Night Swim, de Blumhouse, ne convainc pas la critique, mais prévend très bien

Night Swim, de Blumhouse, no convence a la crítica, pero sí en preventa

En France, il faudra encore attendre pour la voir

Night Swim, de Blumhouse, no convence a la crítica, pero sí en preventa
Night Swim

Aujourd’hui même, le 5 janvier, veille de l’Épiphanie, Night Swim, le dernier film en date du studio spécialisé dans les films d’horreur à petit budget Blumhouse, vient de sortir, mais seulement aux États-Unis. De plus, ces derniers jours, le studio a finalisé sa fusion avec Atomic Monster, la société appartenant au réalisateur James Wan.

Comme c’est souvent le cas avec ce genre de film, la critique n’a pas du tout été bienveillante. Sur Rotten Tomatoes, la célèbre agrégateur de notes en ligne, il n’a actuellement qu’une note de 25 sur 100 après 80 critiques. Parmi elles, nous pouvons lire des choses comme « Night Swim ne coule ni ne flotte. Elle se contente de se plonger dans les eaux de « quoi que ce soit » », selon Bylan Roth pour Observer.

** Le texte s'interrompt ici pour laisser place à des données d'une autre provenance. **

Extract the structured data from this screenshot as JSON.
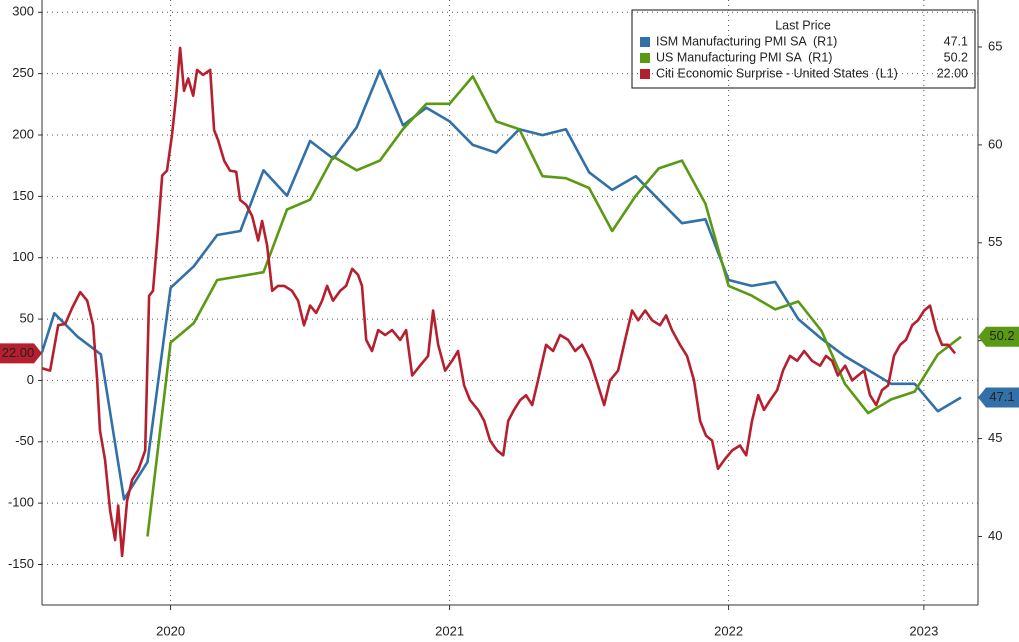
{
  "chart_data": {
    "type": "line",
    "legend_title": "Last Price",
    "legend": "upper right",
    "grid": true,
    "xlim": [
      2020.039,
      2023.394
    ],
    "xticks": [
      {
        "value": 2020.5,
        "label": "2020"
      },
      {
        "value": 2021.5,
        "label": "2021"
      },
      {
        "value": 2022.5,
        "label": "2022"
      },
      {
        "value": 2023.2,
        "label": "2023"
      }
    ],
    "ylim": [
      -183,
      310
    ],
    "yticks": [
      -150,
      -100,
      -50,
      0,
      50,
      100,
      150,
      200,
      250,
      300
    ],
    "y2lim": [
      36.5,
      67.4
    ],
    "y2ticks": [
      40,
      45,
      50,
      55,
      60,
      65
    ],
    "series": [
      {
        "name": "ISM Manufacturing PMI SA  (R1)",
        "color": "#3170a8",
        "axis": "y2",
        "last_price": 47.1,
        "x": [
          2020.039,
          2020.083,
          2020.167,
          2020.25,
          2020.333,
          2020.417,
          2020.5,
          2020.583,
          2020.667,
          2020.75,
          2020.833,
          2020.917,
          2021,
          2021.083,
          2021.167,
          2021.25,
          2021.333,
          2021.417,
          2021.5,
          2021.583,
          2021.667,
          2021.75,
          2021.833,
          2021.917,
          2022,
          2022.083,
          2022.167,
          2022.25,
          2022.333,
          2022.417,
          2022.5,
          2022.583,
          2022.667,
          2022.75,
          2022.833,
          2022.917,
          2023,
          2023.083,
          2023.167,
          2023.25,
          2023.333
        ],
        "values": [
          49.4,
          51.4,
          50.2,
          49.3,
          41.9,
          43.8,
          52.7,
          53.8,
          55.4,
          55.6,
          58.7,
          57.4,
          60.2,
          59.3,
          60.9,
          63.8,
          61.0,
          61.9,
          61.2,
          60.0,
          59.6,
          60.8,
          60.5,
          60.8,
          58.6,
          57.7,
          58.4,
          57.2,
          56.0,
          56.2,
          53.1,
          52.8,
          53.0,
          51.1,
          50.1,
          49.2,
          48.5,
          47.8,
          47.8,
          46.4,
          47.1
        ]
      },
      {
        "name": "US Manufacturing PMI SA  (R1)",
        "color": "#5a9a12",
        "axis": "y2",
        "last_price": 50.2,
        "x": [
          2020.417,
          2020.5,
          2020.583,
          2020.667,
          2020.75,
          2020.833,
          2020.917,
          2021,
          2021.083,
          2021.167,
          2021.25,
          2021.333,
          2021.417,
          2021.5,
          2021.583,
          2021.667,
          2021.75,
          2021.833,
          2021.917,
          2022,
          2022.083,
          2022.167,
          2022.25,
          2022.333,
          2022.417,
          2022.5,
          2022.583,
          2022.667,
          2022.75,
          2022.833,
          2022.917,
          2023,
          2023.083,
          2023.167,
          2023.25,
          2023.333
        ],
        "values": [
          40.0,
          49.9,
          50.9,
          53.1,
          53.3,
          53.5,
          56.7,
          57.2,
          59.4,
          58.7,
          59.2,
          60.8,
          62.1,
          62.1,
          63.5,
          61.2,
          60.8,
          58.4,
          58.3,
          57.8,
          55.6,
          57.4,
          58.8,
          59.2,
          57.0,
          52.8,
          52.3,
          51.6,
          52.0,
          50.5,
          47.8,
          46.3,
          47.0,
          47.4,
          49.3,
          50.2
        ]
      },
      {
        "name": "Citi Economic Surprise - United States  (L1)",
        "color": "#b51f2e",
        "axis": "y",
        "last_price": {
          "value": 22,
          "label": "22.00"
        },
        "x": [
          2020.039,
          2020.068,
          2020.097,
          2020.122,
          2020.147,
          2020.176,
          2020.201,
          2020.222,
          2020.237,
          2020.247,
          2020.265,
          2020.283,
          2020.301,
          2020.312,
          2020.326,
          2020.344,
          2020.362,
          2020.384,
          2020.409,
          2020.423,
          2020.437,
          2020.452,
          2020.47,
          2020.487,
          2020.505,
          2020.52,
          2020.534,
          2020.548,
          2020.563,
          2020.581,
          2020.595,
          2020.616,
          2020.642,
          2020.656,
          2020.67,
          2020.692,
          2020.713,
          2020.735,
          2020.749,
          2020.771,
          2020.792,
          2020.814,
          2020.828,
          2020.846,
          2020.864,
          2020.885,
          2020.907,
          2020.935,
          2020.957,
          2020.978,
          2021.0,
          2021.022,
          2021.043,
          2021.061,
          2021.082,
          2021.108,
          2021.129,
          2021.151,
          2021.172,
          2021.186,
          2021.201,
          2021.222,
          2021.244,
          2021.269,
          2021.294,
          2021.323,
          2021.344,
          2021.366,
          2021.394,
          2021.423,
          2021.441,
          2021.459,
          2021.484,
          2021.509,
          2021.53,
          2021.552,
          2021.573,
          2021.602,
          2021.624,
          2021.645,
          2021.67,
          2021.692,
          2021.71,
          2021.731,
          2021.753,
          2021.774,
          2021.796,
          2021.817,
          2021.846,
          2021.871,
          2021.896,
          2021.925,
          2021.95,
          2021.975,
          2022.004,
          2022.032,
          2022.054,
          2022.075,
          2022.104,
          2022.129,
          2022.154,
          2022.176,
          2022.201,
          2022.226,
          2022.254,
          2022.276,
          2022.297,
          2022.326,
          2022.351,
          2022.376,
          2022.398,
          2022.419,
          2022.441,
          2022.462,
          2022.487,
          2022.513,
          2022.541,
          2022.563,
          2022.584,
          2022.606,
          2022.627,
          2022.649,
          2022.674,
          2022.695,
          2022.72,
          2022.746,
          2022.771,
          2022.799,
          2022.828,
          2022.849,
          2022.871,
          2022.892,
          2022.918,
          2022.943,
          2022.964,
          2022.986,
          2023.007,
          2023.029,
          2023.05,
          2023.072,
          2023.093,
          2023.115,
          2023.136,
          2023.158,
          2023.179,
          2023.201,
          2023.222,
          2023.244,
          2023.265,
          2023.287,
          2023.312
        ],
        "values": [
          10,
          8,
          45,
          46,
          59,
          72,
          65,
          45,
          0,
          -41,
          -65,
          -106,
          -130,
          -102,
          -143,
          -98,
          -81,
          -73,
          -57,
          69,
          73,
          114,
          167,
          171,
          200,
          232,
          271,
          236,
          246,
          232,
          253,
          249,
          253,
          204,
          196,
          179,
          171,
          170,
          147,
          143,
          134,
          114,
          130,
          110,
          73,
          77,
          77,
          73,
          65,
          45,
          61,
          55,
          65,
          77,
          65,
          73,
          77,
          91,
          86,
          77,
          33,
          24,
          41,
          37,
          41,
          33,
          41,
          4,
          12,
          20,
          57,
          29,
          8,
          16,
          24,
          -4,
          -16,
          -24,
          -33,
          -49,
          -57,
          -61,
          -33,
          -24,
          -16,
          -12,
          -20,
          0,
          29,
          24,
          37,
          33,
          24,
          29,
          16,
          -4,
          -20,
          0,
          8,
          33,
          57,
          49,
          57,
          49,
          45,
          53,
          41,
          29,
          20,
          0,
          -33,
          -45,
          -49,
          -72,
          -64,
          -57,
          -53,
          -61,
          -33,
          -12,
          -24,
          -16,
          -8,
          8,
          20,
          16,
          24,
          16,
          12,
          20,
          16,
          4,
          12,
          0,
          4,
          8,
          -12,
          -20,
          -8,
          -4,
          20,
          29,
          33,
          45,
          49,
          57,
          61,
          41,
          29,
          29,
          22
        ]
      }
    ]
  }
}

Ou encore celle de Zachary Barnes, du Wall Street Journal, qui poursuit avec les métaphores aquatiques (cela tombe toujours bien). « Le film semble destiné à couler rapidement au fond de notre mémoire collective et, comme quelques nageurs dans cette piscine démente, à disparaître complètement ».

Cependant, comme cela s’est déjà produit avec Five Nights at Freddy’s, le public semble se moquer de ces appréciations, si souvent répétées lorsqu’il s’agit de films d’horreur, et avec les pré-ventes et les prévisions, on s’attend à ce que Night Swim atteigne entre 9 et 10 millions de dollars pour son ouverture. Pour un film qui n’a coûté que 15 millions, sans compter la promotion, c’est pas mal du tout, en parlant toujours de chiffres.

Night Swim

L’histoire se concentre sur Ray Waller (Wyatt Russell), un ancien joueur professionnel de baseball contraint de prendre sa retraite prématurément en raison d’une maladie dégénérative. En emménageant dans une nouvelle maison avec sa femme inquiète, Eve (Kerry Condon), leur fille adolescente Izzy (Amélie Hoeferle) et leur jeune fils Elliot (Gavin Warren), Ray nourrit l’espoir secret de revenir au baseball professionnel. Il persuade Eve que la magnifique piscine dans la cour arrière sera amusante pour les enfants et thérapeutique pour lui.

Cependant, le sombre passé de leur nouvelle résidence déclenche une force sinistre qui plonge la famille dans une terreur incontrôlable, remettant en question leur santé mentale et leur sécurité. Au fur et à mesure que les événements se déroulent, la lutte pour survivre devient de plus en plus intense, révélant des liens inquiétants entre la maladie de Ray, les secrets de la maison et une présence maléfique qui menace de les engloutir tous.